When one of the sisters discovers that daddy-dearest has been sending a steady stream of money, every month, to “Assumpta,” things really start to fall apart. These adult children start figuring out what has been happening or not happening with their parents and with each other. The book starts in London in the middle of a heat wave with water rationing and ends in Ireland where the parents were born. And it ends in hope. I can not write anymore because it would spoil your reading.
The heatwave described in the novel is based on an actual one that took place in the summer of 1976 in Britain, which was preceded by a dry period that began the previous year.

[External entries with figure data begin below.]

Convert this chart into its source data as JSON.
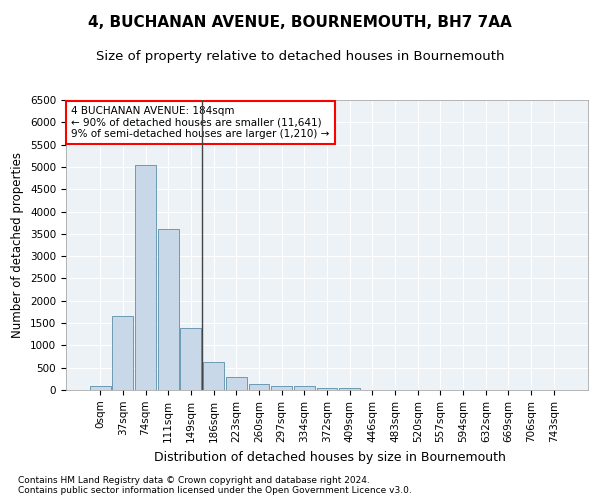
{
  "title": "4, BUCHANAN AVENUE, BOURNEMOUTH, BH7 7AA",
  "subtitle": "Size of property relative to detached houses in Bournemouth",
  "xlabel": "Distribution of detached houses by size in Bournemouth",
  "ylabel": "Number of detached properties",
  "bin_labels": [
    "0sqm",
    "37sqm",
    "74sqm",
    "111sqm",
    "149sqm",
    "186sqm",
    "223sqm",
    "260sqm",
    "297sqm",
    "334sqm",
    "372sqm",
    "409sqm",
    "446sqm",
    "483sqm",
    "520sqm",
    "557sqm",
    "594sqm",
    "632sqm",
    "669sqm",
    "706sqm",
    "743sqm"
  ],
  "bar_values": [
    80,
    1650,
    5050,
    3600,
    1400,
    620,
    290,
    130,
    100,
    80,
    50,
    50,
    0,
    0,
    0,
    0,
    0,
    0,
    0,
    0,
    0
  ],
  "bar_color": "#c8d8e8",
  "bar_edgecolor": "#5a8faa",
  "vline_bin_index": 5,
  "ylim": [
    0,
    6500
  ],
  "yticks": [
    0,
    500,
    1000,
    1500,
    2000,
    2500,
    3000,
    3500,
    4000,
    4500,
    5000,
    5500,
    6000,
    6500
  ],
  "annotation_title": "4 BUCHANAN AVENUE: 184sqm",
  "annotation_line1": "← 90% of detached houses are smaller (11,641)",
  "annotation_line2": "9% of semi-detached houses are larger (1,210) →",
  "annotation_box_color": "white",
  "annotation_box_edgecolor": "red",
  "footnote1": "Contains HM Land Registry data © Crown copyright and database right 2024.",
  "footnote2": "Contains public sector information licensed under the Open Government Licence v3.0.",
  "background_color": "#edf2f7",
  "grid_color": "white",
  "title_fontsize": 11,
  "subtitle_fontsize": 9.5,
  "xlabel_fontsize": 9,
  "ylabel_fontsize": 8.5,
  "tick_fontsize": 7.5,
  "annotation_fontsize": 7.5,
  "footnote_fontsize": 6.5
}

At the time this had been the driest 16-month period in over 250 years. Though there was some rain during that summer, it was so little and sporadic that it didn't make much of a dent. The reservoirs ran dry, companies in the Midlands (central England), were forced to shorten their work week, and many households were required to gather their water from communal hand pumps in the street. People were advised to "Save water, bathe with a friend," to do so in no more than five inches of water and to then reuse that bath water in the garden. Bricks were put in toilets so the flush tanks would then hold less water and therefore, conserve more. Owning a dirty car was a symbol of solidarity.
During the drought, the government issued 139 drought orders (regulations restricting water use), on behalf of the water companies, in specific areas throughout Britain. The hardest hit areas were East Anglia and Wales. At the height of the drought, the government reassigned the Sports Minister, Denis Howell, to act as Minister in Charge of Drought Co-Ordination. When the rain began to fall in October 1976, his insistence that the water restrictions remain in effect until the reservoirs had returned to normal levels made him very unpopular. The government wasn't the only regulator of water usage, however. A group of housewives in Surrey famously forced a golf course to turn off their sprinklers by harassing the maintenance men.
For many, 1976 stands out as the worst drought in recent memory, but the drought in 1995 was actually worse in terms of record-breaking heat. Though weather conditions in 1995 were comparable to those in 1976, the public was not as affected by drought order restrictions, because water companies had improved their methods of conserving and distributing water.